The famed Fiordland sandflies started to appear while I was waiting for the boat. The positive of coming in winter is that most of you is already covered up 👍🏻😂.

I had been to Doubtful Sound just a couple of years ago on the expedition cruise but from the sea end and his time I was to visit it from the landside which starts in the Waiau River – once the second largest river in the country before crossing Lake Manapouri. 

Created during the last ice age, 20,000 years ago, the lake is 440m deep in some place and considered one of New Zealand’s most beautiful lakes.  In the 1960’s the government proposed raising the level of the lake by 30m as part of a hydroelectric development, and this was meet with New Zealand’s largest conservation protest of the time.  The outcome was the lake level was not raised and an independent body called the “Guardians of Lake Manapouri” was created.  Still today, they monitor the lake levels to ensure its levels mimic normal fluctuation.

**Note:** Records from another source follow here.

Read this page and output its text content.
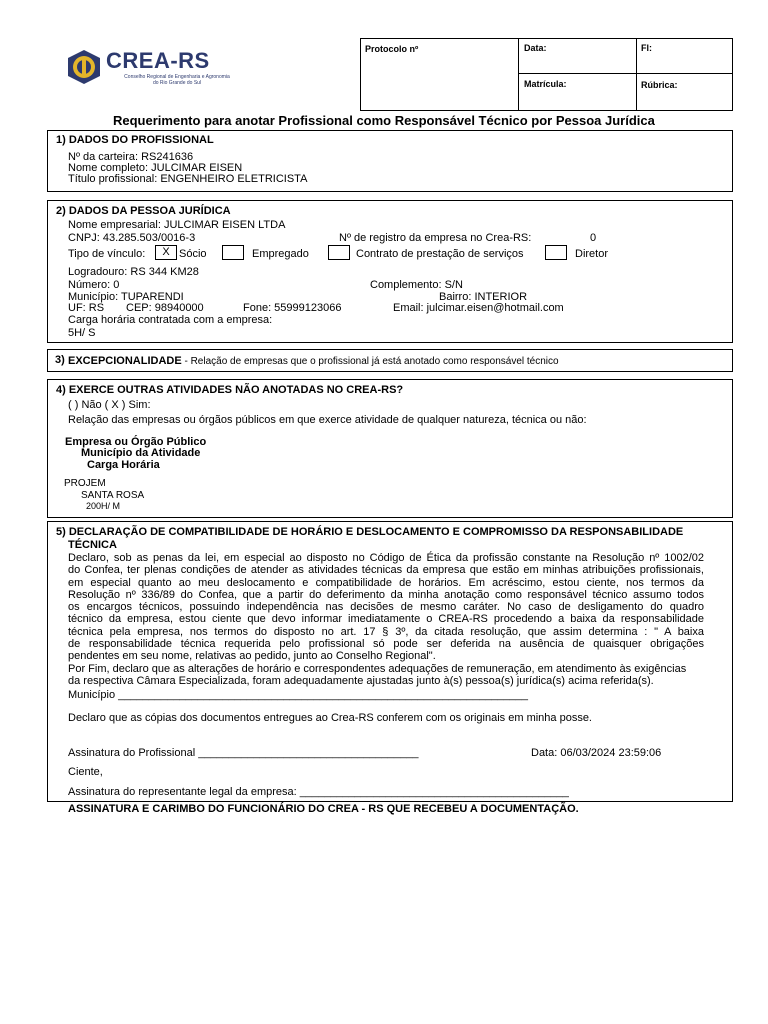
CREA-RS
Conselho Regional de Engenharia e Agronomia
do Rio Grande do Sul
Protocolo nº	Data:	Fl:
Matrícula:	Rúbrica:
Requerimento para anotar Profissional como Responsável Técnico por Pessoa Jurídica
1) DADOS DO PROFISSIONAL
Nº da carteira: RS241636
Nome completo: JULCIMAR EISEN
Título profissional: ENGENHEIRO ELETRICISTA
2) DADOS DA PESSOA JURÍDICA
Nome empresarial: JULCIMAR EISEN LTDA
CNPJ: 43.285.503/0016-3	Nº de registro da empresa no Crea-RS:	0
Tipo de vínculo:	X Sócio	Empregado	Contrato de prestação de serviços	Diretor
Logradouro: RS 344 KM28
Número: 0	Complemento: S/N
Município: TUPARENDI	Bairro: INTERIOR
UF: RS CEP: 98940000	Fone: 55999123066	Email: julcimar.eisen@hotmail.com
Carga horária contratada com a empresa:
5H/ S
3) EXCEPCIONALIDADE - Relação de empresas que o profissional já está anotado como responsável técnico
4) EXERCE OUTRAS ATIVIDADES NÃO ANOTADAS NO CREA-RS?
( ) Não ( X ) Sim:
Relação das empresas ou órgãos públicos em que exerce atividade de qualquer natureza, técnica ou não:
Empresa ou Órgão Público
Município da Atividade
Carga Horária
PROJEM
SANTA ROSA
200H/ M
5) DECLARAÇÃO DE COMPATIBILIDADE DE HORÁRIO E DESLOCAMENTO E COMPROMISSO DA RESPONSABILIDADE
TÉCNICA
Declaro, sob as penas da lei, em especial ao disposto no Código de Ética da profissão constante na Resolução nº 1002/02
do Confea, ter plenas condições de atender as atividades técnicas da empresa que estão em minhas atribuições profissionais,
em especial quanto ao meu deslocamento e compatibilidade de horários. Em acréscimo, estou ciente, nos termos da
Resolução nº 336/89 do Confea, que a partir do deferimento da minha anotação como responsável técnico assumo todos
os encargos técnicos, possuindo independência nas decisões de mesmo caráter. No caso de desligamento do quadro
técnico da empresa, estou ciente que devo informar imediatamente o CREA-RS procedendo a baixa da responsabilidade
técnica pela empresa, nos termos do disposto no art. 17 § 3º, da citada resolução, que assim determina : " A baixa
de responsabilidade técnica requerida pelo profissional só pode ser deferida na ausência de quaisquer obrigações
pendentes em seu nome, relativas ao pedido, junto ao Conselho Regional".
Por Fim, declaro que as alterações de horário e correspondentes adequações de remuneração, em atendimento às exigências
da respectiva Câmara Especializada, foram adequadamente ajustadas junto à(s) pessoa(s) jurídica(s) acima referida(s).
Município ___________________________________________________________________
Declaro que as cópias dos documentos entregues ao Crea-RS conferem com os originais em minha posse.
Assinatura do Profissional ____________________________________	Data: 06/03/2024 23:59:06
Ciente,
Assinatura do representante legal da empresa: ____________________________________________
ASSINATURA E CARIMBO DO FUNCIONÁRIO DO CREA - RS QUE RECEBEU A DOCUMENTAÇÃO.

We travelled across the beautiful lake from west to east, in to the morning mist and out the outside.  It was bitterly cold on the top deck, but so beautiful.  Even more so when the sun came up over the mountains.  I took so many photos and we had not even reached the sounds lol.

On the east side of the lake we docked at the wharf near the underground hydro power station (which was still built despite them being unable to raise the lake level).  Completed in 1971, it utilises the 230m drop between the western arm of the Lake and the Deep Cove branch of Doubtful Sound, 10km away (and my destination).  Its hard to image such a massive construction project in such a remote location – smaller vehicles and machinery etc. came on a barge across the lake, heavy machinery came on road which we were about to travel, from Deep Cove.  

We had some time in the power station’s information centre before boarding a bus for the drive over Wilmot Pass, the lowest pass through the Southern Alps at only 671m.  The road was constructed to facilitate the building of the power station, and is the only road on the New Zealand mainland, not connected to the roading network.

The road across the pass was beautiful – views over the Spey Valley, waterfalls, lots of incredible moss covered rocks and native birds.   Our first look at Doubtful Sound from the Wilmot Pass look out was incredible.  Apparently, 2 out of every 3 days it is raining and/or the lookout is in cloud, today it was not. So much stunningness already ❤️💚 Mother Nature is AMAZING.

Just a little reminder – despite it’s name, Doubtful Sound (and in fact all the ‘sounds’ in Fiordland) are actually fiords and not sounds!  A sound is a flooded river valley, whilst these fiords are flooded glacial valleys.

Having reached Deep Cove (population 2), we boarded the next boat.  Big enough to take 150 passengers so just right for our group of 26 👍🏻.  We had almost 3 hours on the boat and it was stunning – beautiful calm water, beautiful reflections, incredible waterfalls with their own little rainbows.

As we travelled through the sound and out towards the sea it got a little rough, but we only stayed long enough to spot the fur seals chilling on the rocks.  They are so well camouflaged but the more you look, the more you see. We also saw Buller’s mollyhawks  (a small albatross species) and gannets soaring on the wind currents. 

Returning from the sea, the waters became calm again and there were reflections for days 💚.  We took advantage of this by having a 5 minute “sound of silence”.  We all chose a place on the deck to stand or sit, the boat engine was turned off and we just stood still taking in nature at her best, the silence broke by the occasional bird song from bush clad cliffs and the distant rush of water from nearby waterfalls. Personally, I could have stayed like that for hours.

We had time to stop and admire one last waterfall and see where the hydro power plant water outlet was, where the dark fresh water (from the lake on the other side of the mountains) pours into the sea water and too soon we were back on the bus over the pass (but not without having another stop at the lookout  point which was just as stunning as the morning) and then back on the boat across the Lake Manapouri. It really was 7 hours of blissful beauty and a trip I highly recommend.